In mid August, I had my first "real" negative episode. I had extreme feelings of guilt, generalized anxiety, specific anxiety about going crazy, depersonalization/derealization, etc. I was able to manage my life somehow and got by without too many people noticing something was wrong. It was severe enough that I started therapy at my college, but was still feeling horrible daily. As soon as I was about to throw in the towel and let a psychiatrist I paired up with prescribe me an antidepressant, I started feeling better. Maybe in part because the episode faded, or maybe in part because the psychologist was really helping. So I got Ativan prescribed instead of an SSRI, to take when the anxiety got particularly bad.
I was feeling normal again for a little over a month, with only little bursts here and there of the old feelings. Last week, however, it all started up again in nearly full throttle.
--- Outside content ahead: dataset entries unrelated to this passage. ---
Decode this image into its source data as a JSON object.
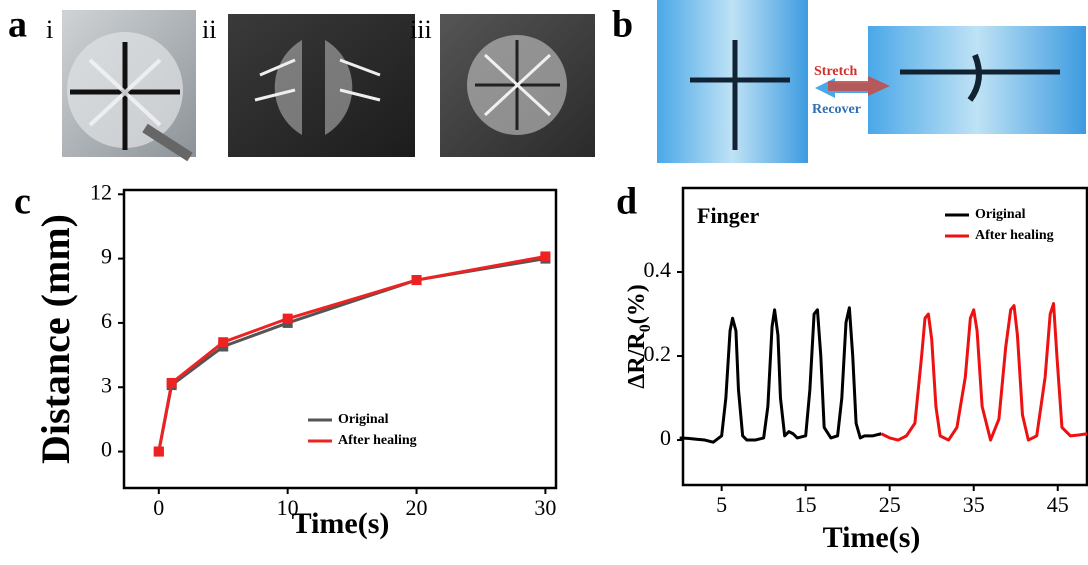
{
  "panels": {
    "a": "a",
    "a_items": [
      "i",
      "ii",
      "iii"
    ],
    "b": "b",
    "b_arrows": [
      "Stretch",
      "Recover"
    ],
    "c": "c",
    "d": "d"
  },
  "chart_data": [
    {
      "type": "line",
      "xlabel": "Time(s)",
      "ylabel": "Distance (mm)",
      "x": [
        0,
        1,
        5,
        10,
        20,
        30
      ],
      "xlim": [
        -2.7,
        30.9
      ],
      "xticks": [
        0,
        10,
        20,
        30
      ],
      "ylim": [
        -1.7,
        12.2
      ],
      "yticks": [
        0,
        3,
        6,
        9,
        12
      ],
      "markers": true,
      "legend": "center",
      "series": [
        {
          "name": "Original",
          "color": "#555555",
          "values": [
            0,
            3.1,
            4.9,
            6.0,
            8.0,
            9.0
          ]
        },
        {
          "name": "After healing",
          "color": "#ee2222",
          "values": [
            0,
            3.2,
            5.1,
            6.2,
            8.0,
            9.1
          ]
        }
      ]
    },
    {
      "type": "line",
      "title": "Finger",
      "xlabel": "Time(s)",
      "ylabel": [
        "ΔR/R",
        "0",
        "(%)"
      ],
      "xlim": [
        0.4,
        48.6
      ],
      "xticks": [
        5,
        15,
        25,
        35,
        45
      ],
      "ylim": [
        -0.107,
        0.6
      ],
      "yticks": [
        0,
        0.2,
        0.4
      ],
      "markers": false,
      "legend": "upper right",
      "series": [
        {
          "name": "Original",
          "color": "#000000",
          "x": [
            0,
            1,
            2,
            3,
            4,
            5,
            5.5,
            6,
            6.3,
            6.7,
            7,
            7.5,
            8,
            9,
            10,
            10.5,
            11,
            11.3,
            11.7,
            12,
            12.5,
            13,
            13.5,
            14,
            15,
            15.5,
            16,
            16.4,
            16.8,
            17.2,
            18,
            18.8,
            19.3,
            19.8,
            20.2,
            20.6,
            21,
            21.5,
            22,
            23,
            24
          ],
          "values": [
            0.005,
            0.004,
            0.002,
            0,
            -0.005,
            0.01,
            0.1,
            0.26,
            0.29,
            0.26,
            0.12,
            0.01,
            0,
            0,
            0.005,
            0.08,
            0.27,
            0.31,
            0.25,
            0.1,
            0.01,
            0.02,
            0.015,
            0.005,
            0.01,
            0.12,
            0.3,
            0.31,
            0.2,
            0.03,
            0.005,
            0.01,
            0.1,
            0.28,
            0.315,
            0.2,
            0.04,
            0.005,
            0.01,
            0.01,
            0.015
          ]
        },
        {
          "name": "After healing",
          "color": "#ee1111",
          "x": [
            24,
            25,
            26,
            27,
            28,
            28.8,
            29.2,
            29.6,
            30,
            30.5,
            31,
            32,
            33,
            34,
            34.6,
            35,
            35.4,
            36,
            37,
            38,
            38.8,
            39.4,
            39.8,
            40.2,
            40.8,
            41.5,
            42.5,
            43.5,
            44.1,
            44.5,
            44.9,
            45.5,
            46.5,
            47.5,
            48.5
          ],
          "values": [
            0.015,
            0.005,
            0,
            0.01,
            0.04,
            0.2,
            0.29,
            0.3,
            0.24,
            0.08,
            0.01,
            0,
            0.03,
            0.15,
            0.29,
            0.31,
            0.26,
            0.08,
            0,
            0.05,
            0.22,
            0.31,
            0.32,
            0.25,
            0.06,
            0,
            0.01,
            0.15,
            0.3,
            0.325,
            0.2,
            0.03,
            0.01,
            0.012,
            0.015
          ]
        }
      ]
    }
  ]
}
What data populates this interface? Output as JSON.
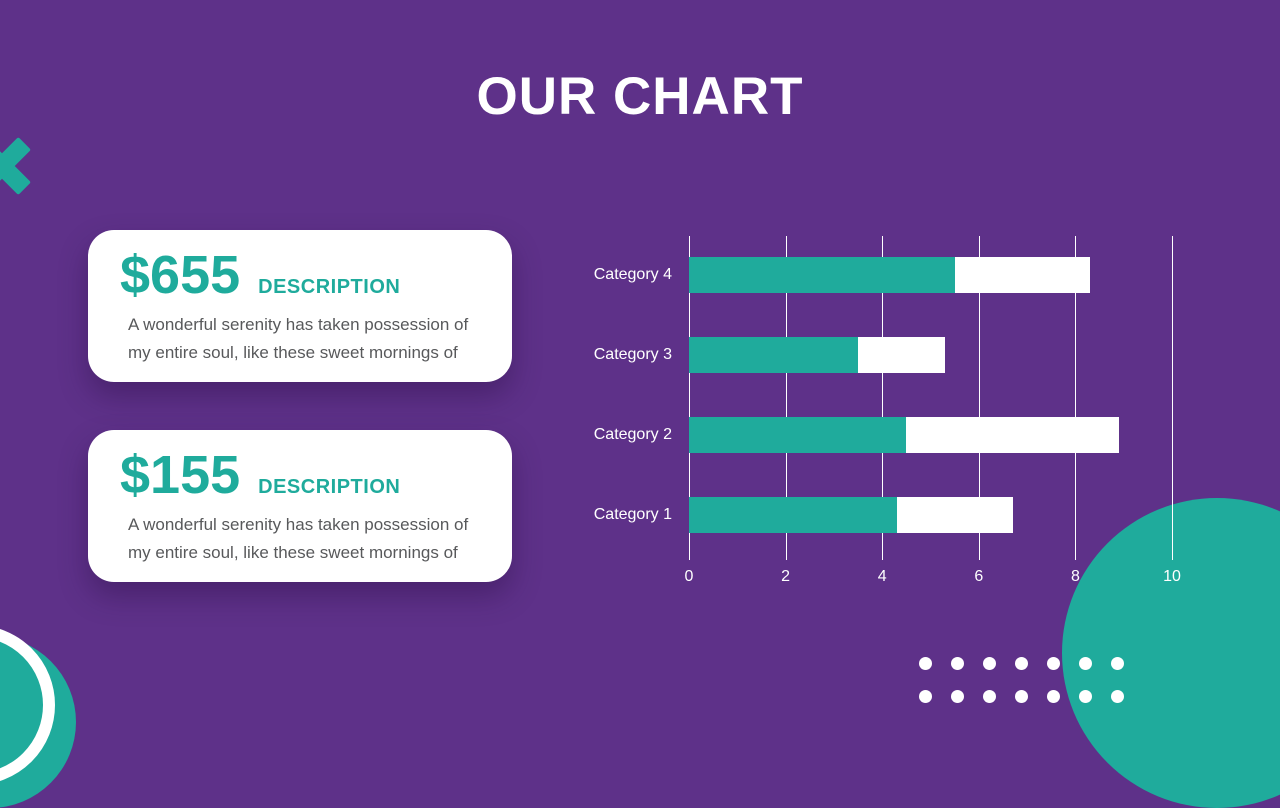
{
  "title": "OUR CHART",
  "cards": [
    {
      "amount": "$655",
      "label": "DESCRIPTION",
      "body": "A wonderful serenity has taken possession of my entire soul, like these sweet mornings of"
    },
    {
      "amount": "$155",
      "label": "DESCRIPTION",
      "body": "A wonderful serenity has taken possession of my entire soul, like these sweet mornings of"
    }
  ],
  "chart_data": {
    "type": "bar",
    "orientation": "horizontal",
    "stacked": true,
    "title": "",
    "xlabel": "",
    "ylabel": "",
    "categories": [
      "Category 4",
      "Category 3",
      "Category 2",
      "Category 1"
    ],
    "series": [
      {
        "name": "series-1-teal",
        "color": "#1FAB9C",
        "values": [
          5.5,
          3.5,
          4.5,
          4.3
        ]
      },
      {
        "name": "series-2-white",
        "color": "#FFFFFF",
        "values": [
          2.8,
          1.8,
          4.4,
          2.4
        ]
      }
    ],
    "totals": [
      8.3,
      5.3,
      8.9,
      6.7
    ],
    "xlim": [
      0,
      10
    ],
    "x_ticks": [
      0,
      2,
      4,
      6,
      8,
      10
    ],
    "grid": "vertical",
    "legend": "none"
  },
  "colors": {
    "background": "#5E3189",
    "accent_teal": "#1FAB9C",
    "card_bg": "#FFFFFF",
    "body_text": "#58595B",
    "chart_text": "#FFFFFF"
  }
}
I am not sure what to classify this feeling that comes over me, but I can tell it's not normal me. The fear of losing my sanity is probably the scariest part. I can never stop thinking about how this all must be some "pre" sign to psychosis.. as if somehow I'm going to stop it before it happens by worrying so much about it.
Now as I am contemplating asking a psychiatrist for medication, I am realizing how terrified I am of trying SSRIs. I always get the worst side effects of whatever medication I go on. And as much as I don't want to be one of "those people", I'm scared of having to rely on something to feel normal. I also wonder how I would feel coming off it, if I'll need to rely on it for the rest of my life, etc.
Maybe some of you with experience using antidepressants could give me your experience and quell this fear. When times are really bad, I feel desperate enough to deal with the side effects they may bring me, but as soon as I am feeling normal, I couldn't imagine getting on them and feel very grateful that I could get by without medication.